Featured Hero: Maria Gunnoe

Goldman Environmental Prize.

Featured Hero: Maria Gunnoe

Each week One Earth is proud to feature an environmental activist and hero from around the globe who is working to create a world where humanity and nature can coexist in harmony.  

Maria Gunnoe didn’t identify as an environmental activist until mountaintop removal mining threatened to destroy the home her family had for generations.

As a child, Maria and her three brothers were taught that nature was sacred. Their grandparents urged them to respect the land because in times of extreme poverty they relied on the resources from the mountains to feed and medicate their family. The Hollows in West Virginia is where coal mining families thrived for generations, before miners were traded for equipment operators. Now, mountaintop removal is destroying their ecosystem and harming water sources for millions of inhabitants.

Mountaintop removal began in the 1970’s and is a method that is increasingly being used in the Appalachian mountains. With this method, tops of mountains are removed exposing the seams of coal while reducing the number of workers required to a fraction of what traditional coal mining methods need. Millions of pounds of explosives are used to blast the mountaintop and the excess soil and debris are dumped into valleys nearby. The U.S. Environmental Protection Agency has estimated that mountaintop removal “valley fills” are responsible for burying more than 2,000 miles of Appalachian headwater streams while poisoning many more.This is due to “valley fill” waste being filled with toxic elements like lead and arsenic. 

When a 1,200-acre blast happened above Gunnoe’s home, and a valley fill caused catastrophic floods containing this toxic water, she began volunteering and working with the Ohio Valley Environmental Coalition (OVEC), educating her community about the environmental dangers of mountaintop removal. She organized meetings and activism training, creating neighborhood groups to monitor and report coal companies for illegal behavior and encouraging others to get involved in the fight.

OVEC and partner groups won a federal lawsuit against the Army Corps of Engineers repealing mountaintop removal. Since adequate environmental protection wasn’t taken into consideration, new permits were banned from being issued. However, the Army Corps ignored the decision and granted permits to construct two new valley fills above Gunnoe’s community. OVEC challenged the permits in federal court, but Gunnoe was the sole resident who courageously showed up.

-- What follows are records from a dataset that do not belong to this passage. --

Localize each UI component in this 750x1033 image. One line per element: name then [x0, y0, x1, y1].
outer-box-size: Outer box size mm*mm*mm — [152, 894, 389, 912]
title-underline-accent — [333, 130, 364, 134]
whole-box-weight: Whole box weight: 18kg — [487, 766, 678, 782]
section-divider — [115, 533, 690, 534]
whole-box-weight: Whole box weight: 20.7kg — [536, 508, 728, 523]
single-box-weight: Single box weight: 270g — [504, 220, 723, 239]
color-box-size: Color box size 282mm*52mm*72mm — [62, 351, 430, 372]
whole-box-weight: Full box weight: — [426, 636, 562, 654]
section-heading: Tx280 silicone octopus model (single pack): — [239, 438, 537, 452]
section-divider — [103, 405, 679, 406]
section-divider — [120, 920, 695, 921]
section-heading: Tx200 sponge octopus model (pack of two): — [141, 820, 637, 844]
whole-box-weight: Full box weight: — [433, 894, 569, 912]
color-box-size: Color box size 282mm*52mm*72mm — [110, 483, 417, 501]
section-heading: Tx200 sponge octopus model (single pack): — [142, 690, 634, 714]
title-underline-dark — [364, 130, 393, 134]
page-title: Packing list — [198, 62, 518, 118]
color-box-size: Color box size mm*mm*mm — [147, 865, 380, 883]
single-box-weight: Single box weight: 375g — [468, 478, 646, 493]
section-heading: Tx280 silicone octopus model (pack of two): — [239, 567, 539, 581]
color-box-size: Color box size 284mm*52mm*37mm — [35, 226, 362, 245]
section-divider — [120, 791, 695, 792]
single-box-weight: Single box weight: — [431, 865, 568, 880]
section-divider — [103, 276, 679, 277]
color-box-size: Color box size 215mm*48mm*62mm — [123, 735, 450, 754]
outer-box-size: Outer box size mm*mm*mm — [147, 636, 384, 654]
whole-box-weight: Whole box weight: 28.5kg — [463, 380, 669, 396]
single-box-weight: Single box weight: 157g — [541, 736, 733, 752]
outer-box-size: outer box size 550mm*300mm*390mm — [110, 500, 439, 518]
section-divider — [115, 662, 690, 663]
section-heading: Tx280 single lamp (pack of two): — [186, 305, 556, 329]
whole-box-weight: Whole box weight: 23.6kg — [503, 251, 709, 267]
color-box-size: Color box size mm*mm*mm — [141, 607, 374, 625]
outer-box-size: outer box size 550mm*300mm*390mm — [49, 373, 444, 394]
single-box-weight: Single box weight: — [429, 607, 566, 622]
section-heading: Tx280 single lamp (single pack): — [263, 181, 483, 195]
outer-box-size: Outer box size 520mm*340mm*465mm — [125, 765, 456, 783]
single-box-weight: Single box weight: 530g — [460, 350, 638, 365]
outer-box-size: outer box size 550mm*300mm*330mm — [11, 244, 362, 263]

The judge ruled in favor of Gunnoe and OVEC and issued an injunction, ordering a halt to the construction.

Gunnoe and a coalition of regional groups subsequently advocated for the passage of the federal Clean Water Protection Act. However, despite the victory, the decision ushered in months of harassment for Maria where she faced everything from daily threats to being run off the road. It got to the point where she had to hire round-the-clock security guards.

Maria knows we can power this country with renewable resources of energy and that a healthy life and prosperity can coexist without a need to sacrifice the people and culture. She feels that the Appalachians have made a huge sacrifice to fuel the need for energy and that most people have no idea where their electricity comes from. Maria hopes that her story will help Americans become educated and connected to their energy consumption. She wants us to know “When you flip a switch on, there is a 52% chance that you are destroying the water, air and land of where I live.”

Maria continues to work with Appalachian groups to promote viable renewable energy opportunities for the region. She has won numerous awards for her environmental activism and has appeared in several documentary films about mountaintop removal including Burning the Future: Coal in America, Mountaintop Removal, and The Last Mountain.